EXPERIENCE AND QUALIFICATIONS

• Degree level in Chemistry or related science
• Cultural fit is as important as experience, so we are happy to accept less experience, but QC experience of 3 years plus is desirable (experience in a GMP environment would also be advantageous)
• Detailed knowledge of analytical chemistry with particular expertise in HPLC (and other chromatographic techniques)
• Practical ability and analytical data interpretation skills
• IT skills and competency with Microsoft software packages
• Safe and responsible working manner in laboratory areas

• To carry out QC tests and perform second person checking of other work subject to experience and training. Techniques to include: HPLC, GC, SFC, MS, NMR, FT-IR, UV/Vis, Fluorescence, Melting point, Karl Fischer, Optical Rotation and Solubility.
• To work within and promote our safe working practices, abiding by the COSHH regulations and maintaining a high level of tidiness.
• To be familiar and competent in all required QC and analytical techniques through on the job training and external courses where appropriate.
• Perform method development and validation when required.

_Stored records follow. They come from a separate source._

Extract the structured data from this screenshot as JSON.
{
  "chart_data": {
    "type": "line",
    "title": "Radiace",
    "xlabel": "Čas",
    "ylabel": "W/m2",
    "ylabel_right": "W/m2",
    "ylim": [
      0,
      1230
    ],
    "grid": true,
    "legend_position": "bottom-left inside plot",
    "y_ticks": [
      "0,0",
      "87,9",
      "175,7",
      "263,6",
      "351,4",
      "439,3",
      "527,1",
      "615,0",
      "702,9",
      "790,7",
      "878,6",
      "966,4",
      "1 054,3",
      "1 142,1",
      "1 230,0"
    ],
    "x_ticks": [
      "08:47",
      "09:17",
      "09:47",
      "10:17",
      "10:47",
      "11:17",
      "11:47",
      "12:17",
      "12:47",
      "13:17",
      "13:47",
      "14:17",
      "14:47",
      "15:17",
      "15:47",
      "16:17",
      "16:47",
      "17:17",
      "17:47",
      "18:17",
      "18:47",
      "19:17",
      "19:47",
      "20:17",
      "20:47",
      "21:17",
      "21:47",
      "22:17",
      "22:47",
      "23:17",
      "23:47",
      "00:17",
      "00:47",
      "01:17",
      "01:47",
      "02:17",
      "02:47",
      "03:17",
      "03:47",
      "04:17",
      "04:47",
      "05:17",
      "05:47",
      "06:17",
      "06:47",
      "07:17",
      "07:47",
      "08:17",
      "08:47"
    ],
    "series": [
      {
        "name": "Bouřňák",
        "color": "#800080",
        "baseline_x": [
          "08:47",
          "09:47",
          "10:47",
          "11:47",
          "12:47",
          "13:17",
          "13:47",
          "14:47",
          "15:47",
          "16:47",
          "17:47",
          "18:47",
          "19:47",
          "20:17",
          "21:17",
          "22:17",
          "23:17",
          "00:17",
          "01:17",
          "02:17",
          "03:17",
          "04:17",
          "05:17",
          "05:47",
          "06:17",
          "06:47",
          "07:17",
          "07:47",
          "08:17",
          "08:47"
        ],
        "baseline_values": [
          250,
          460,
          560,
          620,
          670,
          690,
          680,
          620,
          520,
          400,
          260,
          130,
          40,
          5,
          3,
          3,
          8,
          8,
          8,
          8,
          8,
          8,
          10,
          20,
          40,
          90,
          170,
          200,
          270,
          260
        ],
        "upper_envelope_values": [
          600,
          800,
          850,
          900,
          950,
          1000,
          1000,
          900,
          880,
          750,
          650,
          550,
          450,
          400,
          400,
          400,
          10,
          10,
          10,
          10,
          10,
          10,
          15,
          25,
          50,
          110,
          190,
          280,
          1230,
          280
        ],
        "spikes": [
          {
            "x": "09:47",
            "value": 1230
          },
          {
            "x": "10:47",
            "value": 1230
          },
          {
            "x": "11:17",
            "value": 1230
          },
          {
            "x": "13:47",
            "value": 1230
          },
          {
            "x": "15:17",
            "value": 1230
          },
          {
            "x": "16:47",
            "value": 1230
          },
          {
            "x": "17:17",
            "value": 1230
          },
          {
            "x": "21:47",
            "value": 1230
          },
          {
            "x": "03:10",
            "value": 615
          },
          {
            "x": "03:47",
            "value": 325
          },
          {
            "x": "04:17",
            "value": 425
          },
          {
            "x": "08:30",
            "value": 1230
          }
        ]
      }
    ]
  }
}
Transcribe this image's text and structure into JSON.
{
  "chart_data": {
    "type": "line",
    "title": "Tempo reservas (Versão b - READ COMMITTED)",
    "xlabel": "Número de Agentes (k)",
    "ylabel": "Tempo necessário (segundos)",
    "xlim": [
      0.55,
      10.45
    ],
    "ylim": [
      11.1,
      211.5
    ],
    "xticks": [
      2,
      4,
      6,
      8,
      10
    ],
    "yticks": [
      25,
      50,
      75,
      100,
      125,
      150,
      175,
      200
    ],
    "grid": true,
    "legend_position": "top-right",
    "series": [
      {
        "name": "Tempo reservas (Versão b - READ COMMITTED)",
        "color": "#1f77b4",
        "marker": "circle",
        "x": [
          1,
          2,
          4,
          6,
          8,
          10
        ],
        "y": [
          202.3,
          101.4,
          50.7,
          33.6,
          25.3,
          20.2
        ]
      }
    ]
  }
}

• Write and amend standard operating procedures, test methods, specifications and other documents as required.
• Carry out calibration of QC laboratory equipment as required.
• Prepare and maintain stocks of reagents, solvents, chemicals and consumables as required.
• Work to maximise productivity and meet targets and deadlines with minimal personal errors.
• Maintain a high standard of laboratory work with regard to both practical output and documentation, including GMP standard work.
• Adhere to all documented procedures relating to the work carried out.